Nancy Medina’s production is zippy and light-footed, eliciting gasps from the audience at key moments of revelation. The actors are uniformly great at conveying social status – the moment when Bonolo ostentatiously aerates the wine is hilarious (the spirit of Beverley from Abigail’s Party looming large).
Designer ULTZ places the shack in the background so that it’s present in every scene, but more prominent in the scenes which take place in the white people’s homes. Occasionally it sprouts a chimney or a satellite dish. Meanwhile, each couple fills the front of the stage with the furniture and objects that reflect their aspirations, the people they want to be seen as being. There are occasional moments when the characters over-explain themselves, but for the most this is tight, smart comedy - under which sit great lakes of historic pain.
Kyoto, @SohoPlace
In 2015, British playwrights Joe Murphy and Joe Robinson visited the Calais refugee camp known as The Jungle. created a theatre there, a domed structure called the Good Chance, in which they hosted workshops and performances. When things became increasingly difficult in the camp, they relocated the theatre to the outskirts of Paris, near a centre for migrants (The Stage wrote about this here).

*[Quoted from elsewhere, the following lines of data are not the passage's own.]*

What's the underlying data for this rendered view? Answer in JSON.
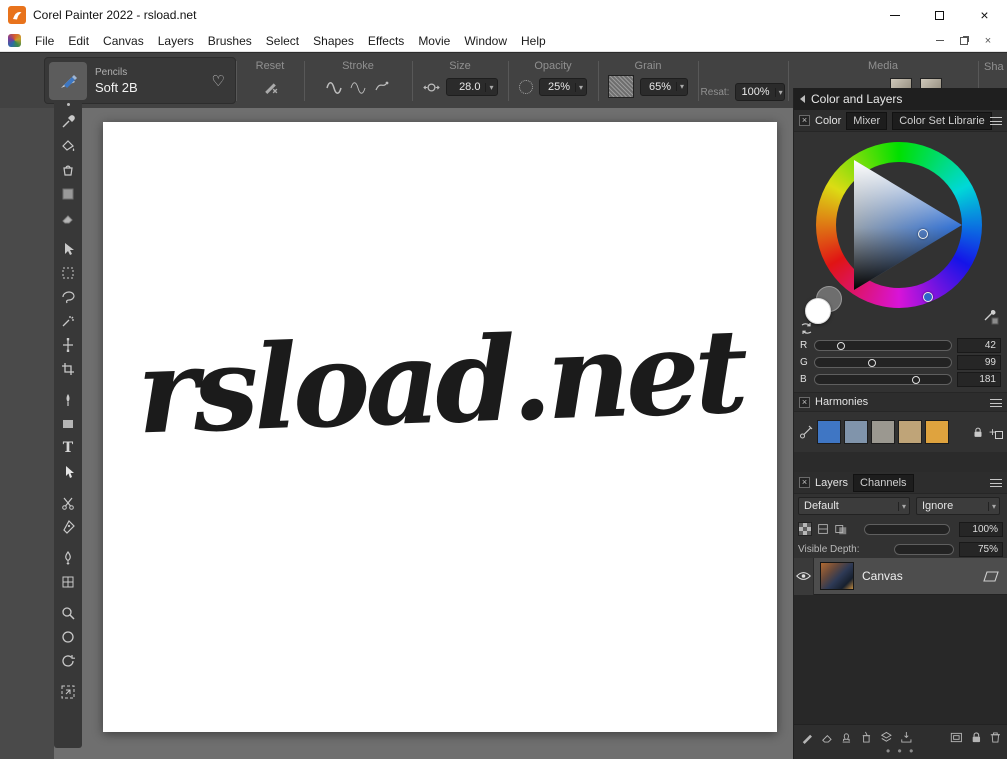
{
  "window": {
    "title": "Corel Painter 2022 - rsload.net"
  },
  "menu": {
    "items": [
      "File",
      "Edit",
      "Canvas",
      "Layers",
      "Brushes",
      "Select",
      "Shapes",
      "Effects",
      "Movie",
      "Window",
      "Help"
    ]
  },
  "property_bar": {
    "brush_category": "Pencils",
    "brush_variant": "Soft 2B",
    "reset_label": "Reset",
    "stroke_label": "Stroke",
    "size_label": "Size",
    "size_value": "28.0",
    "opacity_label": "Opacity",
    "opacity_value": "25%",
    "grain_label": "Grain",
    "grain_value": "65%",
    "resat_label": "Resat:",
    "resat_value": "100%",
    "media_label": "Media",
    "shape_label": "Sha"
  },
  "canvas": {
    "text": "rsload.net"
  },
  "right_panel": {
    "header": "Color and Layers",
    "color_tabs": [
      "Color",
      "Mixer",
      "Color Set Librarie"
    ],
    "rgb": {
      "r_label": "R",
      "r_value": "42",
      "g_label": "G",
      "g_value": "99",
      "b_label": "B",
      "b_value": "181"
    },
    "harmonies": {
      "title": "Harmonies",
      "swatches": [
        "#3f76c4",
        "#8094ab",
        "#9b9890",
        "#bfa478",
        "#dfa33e"
      ]
    },
    "layers": {
      "tabs": [
        "Layers",
        "Channels"
      ],
      "composite_method": "Default",
      "composite_depth": "Ignore",
      "opacity_value": "100%",
      "visible_depth_label": "Visible Depth:",
      "visible_depth_value": "75%",
      "rows": [
        {
          "name": "Canvas"
        }
      ]
    }
  },
  "icons": {
    "close": "×",
    "heart": "♡",
    "dropdown": "▾",
    "text_tool": "T",
    "toggle_x": "×",
    "plus": "+",
    "ellipsis": "• • •"
  },
  "colors": {
    "selected_color": "#2f66c9",
    "canvas_ink": "#1b1b1b"
  }
}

In 2017, Murphy and Robinson turned their experiences into a piece of theatre, also called The Jungle, which premiered at the Young Vic. The show was semi-immersive in nature, the theatre reconfigured into the camp’s make-shift kitchen, a space of plywood tables, wooden benches and colourful cushions.
The reviews were mostly glowing – Susannah Clapp, writing in the Observer called it “one of the most vital productions of the year”, Lyn Gardner called it “extraordinary” and the play went on to transfer to the Playhouse Theatre in the West End, with the plush space once again reconfigured to resemble the camp kitchen. According to many who saw it, it was a powerful and moving piece about the refugee experience, and yet the idea of two Oxford educated white men with the backing of some of the most influential people in the industry, including director Stephen Daldry and producer Sonia Friedman, using this material to create a West End sensation always made me a little uneasy. (This Exeunt review comes closest to articulating that unease while also being impressed by the play’s “rigour of conscience”). The two Joes had done the legwork as volunteers and they’d written this compassionate play that centres migrant stories, but instead of doing the sensible thing and actually watching the show, so I was in the position to make an informed argument, I let my reservations get in the way.
Murphy and Robertson have now written their second play, about the Kyoto UN climate change conference of 1997, at which every country in attendance agreed to curb its greenhouse emissions. The play premiered at the Royal Shakespeare Company’s Swan Theatre last summer. This one I actually watched.